The American Academy of Pediatrics has just published new guidance to pediatricians in Feb 2012, reaffirming its support for breastfeeding: http://pediatrics.aappublications.org/content/129/3/e827.full.pdf+html

Ultimately, our goal is to support a mother in whatever decision she makes when it comes to nursing her baby and this initiative specifically is designed to support a mother who decides that she wants to breast-feed by asking participating hospital staff to respect her and refrain from automatically supplementing her baby with formula (unless it becomes medically necessary or the mother changes her mind).

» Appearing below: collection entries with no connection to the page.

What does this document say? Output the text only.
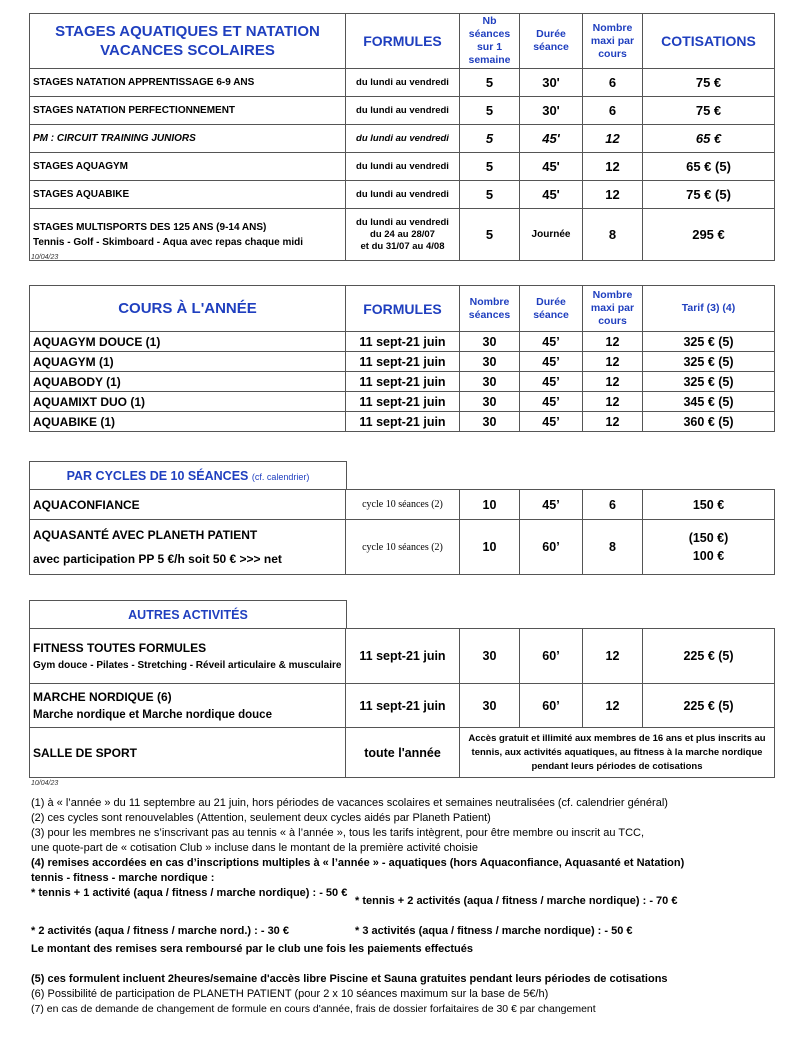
STAGES AQUATIQUES ET NATATION VACANCES SCOLAIRES	FORMULES	Nb séances sur 1 semaine	Durée séance	Nombre maxi par cours	COTISATIONS
STAGES NATATION APPRENTISSAGE 6-9 ANS	du lundi au vendredi	5	30'	6	75 €
STAGES NATATION PERFECTIONNEMENT	du lundi au vendredi	5	30'	6	75 €
PM : CIRCUIT TRAINING JUNIORS	du lundi au vendredi	5	45'	12	65 €
STAGES AQUAGYM	du lundi au vendredi	5	45'	12	65 € (5)
STAGES AQUABIKE	du lundi au vendredi	5	45'	12	75 € (5)
STAGES MULTISPORTS DES 125 ANS (9-14 ANS)
Tennis - Golf - Skimboard - Aqua avec repas chaque midi	du lundi au vendredi
du 24 au 28/07
et du 31/07 au 4/08	5	Journée	8	295 €
10/04/23
COURS À L'ANNÉE	FORMULES	Nombre séances	Durée séance	Nombre maxi par cours	Tarif (3) (4)
AQUAGYM DOUCE (1)	11 sept-21 juin	30	45’	12	325 € (5)
AQUAGYM (1)	11 sept-21 juin	30	45’	12	325 € (5)
AQUABODY (1)	11 sept-21 juin	30	45’	12	325 € (5)
AQUAMIXT DUO (1)	11 sept-21 juin	30	45’	12	345 € (5)
AQUABIKE (1)	11 sept-21 juin	30	45’	12	360 € (5)
PAR CYCLES DE 10 SÉANCES (cf. calendrier)
AQUACONFIANCE	cycle 10 séances (2)	10	45’	6	150 €
AQUASANTÉ AVEC PLANETH PATIENT
avec participation PP 5 €/h soit 50 € >>> net	cycle 10 séances (2)	10	60’	8	(150 €)
100 €
AUTRES ACTIVITÉS
FITNESS TOUTES FORMULES
Gym douce - Pilates - Stretching - Réveil articulaire & musculaire	11 sept-21 juin	30	60’	12	225 € (5)
MARCHE NORDIQUE (6)
Marche nordique et Marche nordique douce	11 sept-21 juin	30	60’	12	225 € (5)
SALLE DE SPORT	toute l'année	Accès gratuit et illimité aux membres de 16 ans et plus inscrits au tennis, aux activités aquatiques, au fitness à la marche nordique pendant leurs périodes de cotisations			
10/04/23

(1) à « l’année » du 11 septembre au 21 juin, hors périodes de vacances scolaires et semaines neutralisées (cf. calendrier général)

(2) ces cycles sont renouvelables (Attention, seulement deux cycles aidés par Planeth Patient)

(3) pour les membres ne s’inscrivant pas au tennis « à l’année », tous les tarifs intègrent, pour être membre ou inscrit au TCC,

une quote-part de « cotisation Club » incluse dans le montant de la première activité choisie

(4) remises accordées en cas d’inscriptions multiples à « l’année » - aquatiques (hors Aquaconfiance, Aquasanté et Natation)

tennis - fitness - marche nordique :

* tennis + 1 activité (aqua / fitness / marche nordique) : - 50 €
* tennis + 2 activités (aqua / fitness / marche nordique) : - 70 €
* 2 activités (aqua / fitness / marche nord.) : - 30 €	* 3 activités (aqua / fitness / marche nordique) : - 50 €

Le montant des remises sera remboursé par le club une fois les paiements effectués

(5) ces formulent incluent 2heures/semaine d'accès libre Piscine et Sauna gratuites pendant leurs périodes de cotisations

(6) Possibilité de participation de PLANETH PATIENT (pour 2 x 10 séances maximum sur la base de 5€/h)

(7) en cas de demande de changement de formule en cours d'année, frais de dossier forfaitaires de 30 € par changement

Bottom line: It does not restrict the mother’s nursing options in any way – nor does it restrict access to formula for those who want it

thanks for your comment, Ms. Weinberg, and for checking out the discussion here. And please add Daddy Types to the chorus singing the praises of breastfeeding.

And I do hope that the post and the ensuing discussion show that there is little misunderstanding about the Latch On program, or how it is apparently intended to work to encourage breastfeeding: i.e., by changing maternity nurse habits and defaults, and not to "restrict access to formula for those who want it" by "lock[ing] up" formula or requiring "a medical reason" to obtain it.

That said. According to the program's webpage, those are actually the first two things on the list of things that

"Hospitals joining Latch On NYC have agreed to" do. For formatting convenience, I have added that clarification as an update to the post. Thanks again for your comment, and best wishes with the success of the program.